Alle anderen sind froh, dass ihre Mütter nicht anwesend sind, und lauschen gespannt. Doch der Streit ist leider schon wieder vorbei und man überlegt gemeinsam, ob Insekten und Fische eigentlich ein Herz besitzen. Niemand weiß es außer der Mutter, doch der Sohn schneidet ihr das Wort ab: »Mutter, das interessiert niemanden!« Das stimmt nicht, denn die Mutter ist die Einzige, die hier für Stimmung sorgt. Egal, jetzt wird angestoßen und das erste Fleisch auf den Rost gelegt. Die Sonne ist untergegangen, die Nachtigall versucht zu singen, aber es hört sich irgendwie falsch an, als hätte sie Kehlkopfkrebs. Trotzdem, man hört andächtig zu.

Die Mutter fängt an, mit dem Sohn darüber zu streiten, ob eine Pflanze in seinem Garten eine Clematis ist oder nicht. Sie meint nein, der Sohn widerspricht. So lange geht es hin und her, bis er schreit: »Mutter, das ist sogar deine Clematis. Ich habe sie letztes Jahr aus deinem Garten geklaut. So, und jetzt ist Ruhe.«

Illustration: Josh Baumann

Der indische Freund berichtet, er erhält nächsten Monat endlich seine deutsche Staatsbürgerschaft. Hat alle Hürden genommen, zwei Jahre für viel zu wenig Geld gearbeitet und sich nichts zuschulden kommen lassen. Endlich nach England reisen können, ohne Visum. Darauf freut er sich. Die anderen raten ihm, sich am Tag nach der Einbürgerung erst mal arbeitslos zu melden. Man habe schließlich nicht nur Rechte, sondern auch Pflichten in diesem Land.

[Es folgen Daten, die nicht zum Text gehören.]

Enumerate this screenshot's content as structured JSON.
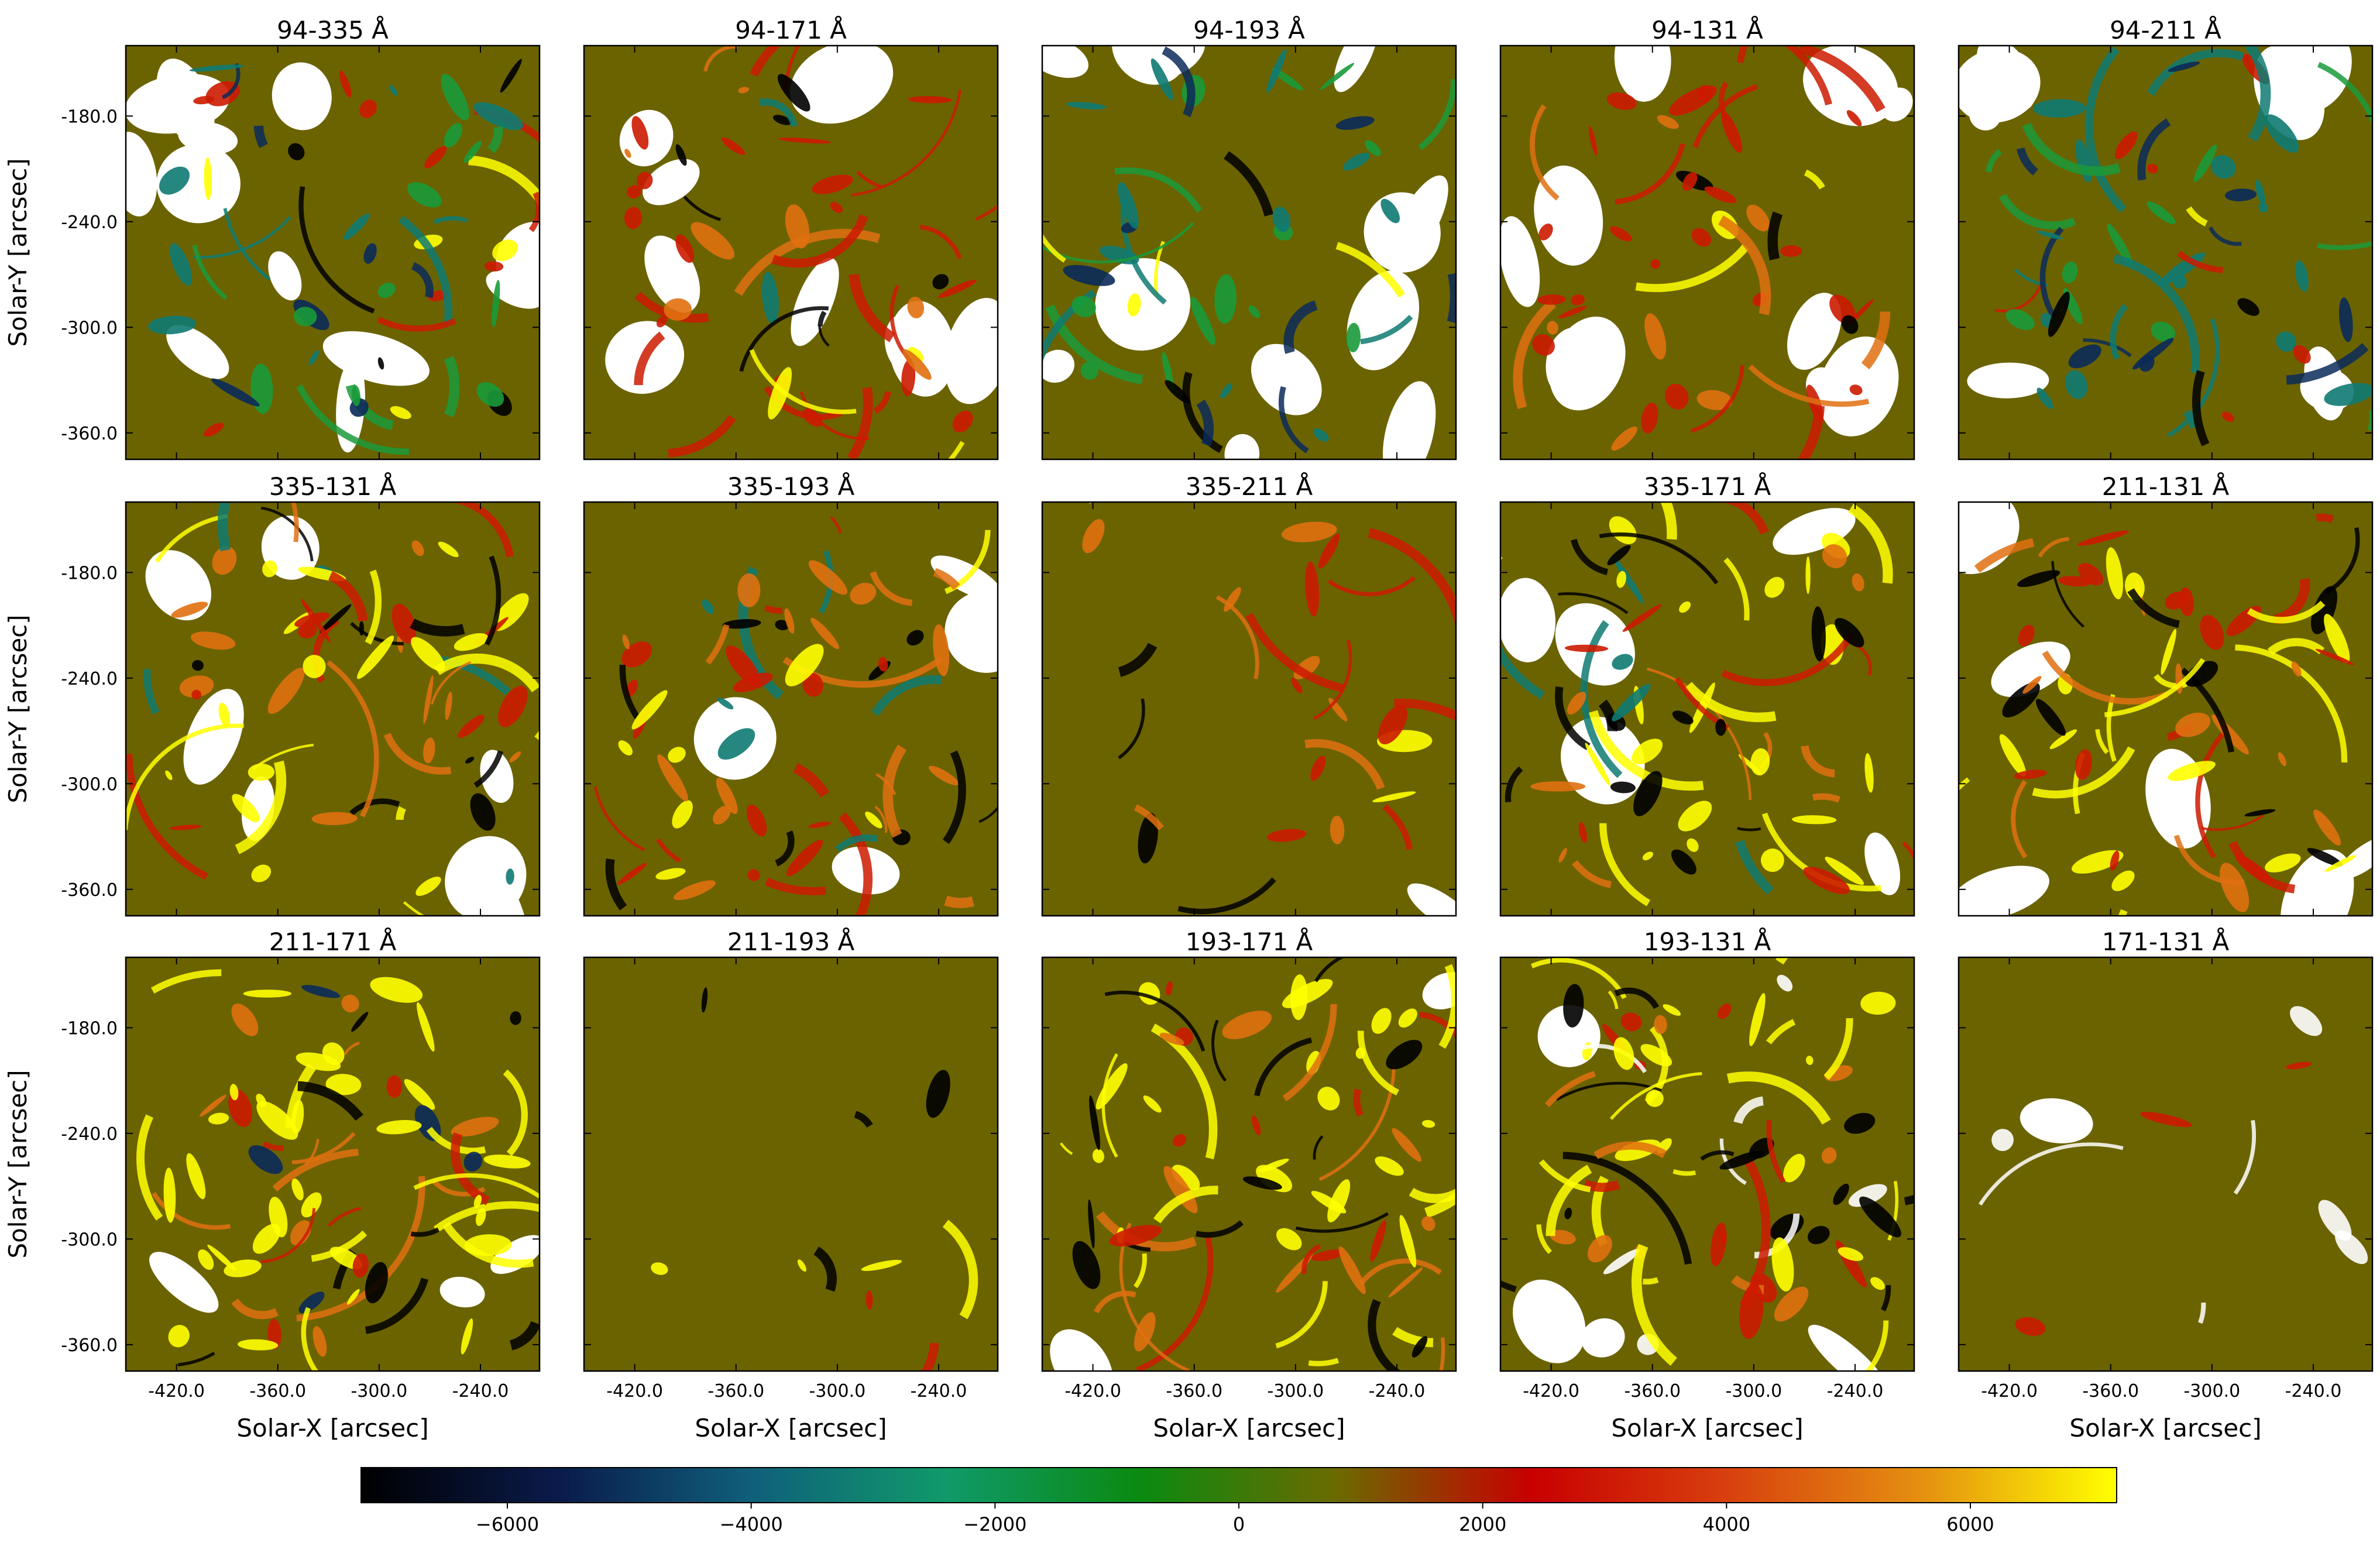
{
  "chart_data": {
    "type": "heatmap",
    "grid": {
      "rows": 3,
      "cols": 5
    },
    "xlabel": "Solar-X [arcsec]",
    "ylabel": "Solar-Y [arcsec]",
    "x_ticks": [
      "-420.0",
      "-360.0",
      "-300.0",
      "-240.0"
    ],
    "y_ticks": [
      "-180.0",
      "-240.0",
      "-300.0",
      "-360.0"
    ],
    "xlim": [
      -450,
      -205
    ],
    "ylim": [
      -375,
      -140
    ],
    "panels": [
      {
        "title": "94-335 Å",
        "style": "A"
      },
      {
        "title": "94-171 Å",
        "style": "B"
      },
      {
        "title": "94-193 Å",
        "style": "C"
      },
      {
        "title": "94-131 Å",
        "style": "D"
      },
      {
        "title": "94-211 Å",
        "style": "E"
      },
      {
        "title": "335-131 Å",
        "style": "F"
      },
      {
        "title": "335-193 Å",
        "style": "G"
      },
      {
        "title": "335-211 Å",
        "style": "H"
      },
      {
        "title": "335-171 Å",
        "style": "I"
      },
      {
        "title": "211-131 Å",
        "style": "J"
      },
      {
        "title": "211-171 Å",
        "style": "K"
      },
      {
        "title": "211-193 Å",
        "style": "L"
      },
      {
        "title": "193-171 Å",
        "style": "M"
      },
      {
        "title": "193-131 Å",
        "style": "N"
      },
      {
        "title": "171-131 Å",
        "style": "O"
      }
    ],
    "colorbar": {
      "range": [
        -7200,
        7200
      ],
      "ticks": [
        "−6000",
        "−4000",
        "−2000",
        "0",
        "2000",
        "4000",
        "6000"
      ],
      "tick_values": [
        -6000,
        -4000,
        -2000,
        0,
        2000,
        4000,
        6000
      ],
      "colors": [
        "#000000",
        "#0a1a4a",
        "#0f5f7a",
        "#109a6a",
        "#0a8a10",
        "#6b6a00",
        "#c80000",
        "#d8400e",
        "#e49010",
        "#ffff00"
      ]
    },
    "background_color": "#6b6300",
    "white_color": "#ffffff"
  }
}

Nach und nach sind alle betrunken und fahren nach Hause, zurück in die große Stadt. Die Luft ist samtig, drei sitzen noch auf der Bank, füllen ihre Gläser ein letztes Mal, gucken in die Sterne und rauchen einen Joint. Die Mutter ist eingeschlafen, ich frage, ob man ihr nicht eine Decke überlegen sollte, der Sohn erwidert: »Nein. Höchstens ein Kissen aufs Gesicht.« Sie schnarcht leise vor sich hin. Doch gerade bevor es zu romantisch wird, raschelt und schmatzt es laut aus den Tiefen der grünen Umgebung. Horch mal, hast du das gehört? War das die Mutter? Nö. Man schweigt, lauscht angestrengt und, ja, da ist eindeutig etwas. Und dann sieht man zwei Igel lärmend über die Wiese laufen, Nase an Hintern, auf der Suche nach einem leckeren Schneckenmahl. Jetzt gehört der Garten ihnen und wir gehen.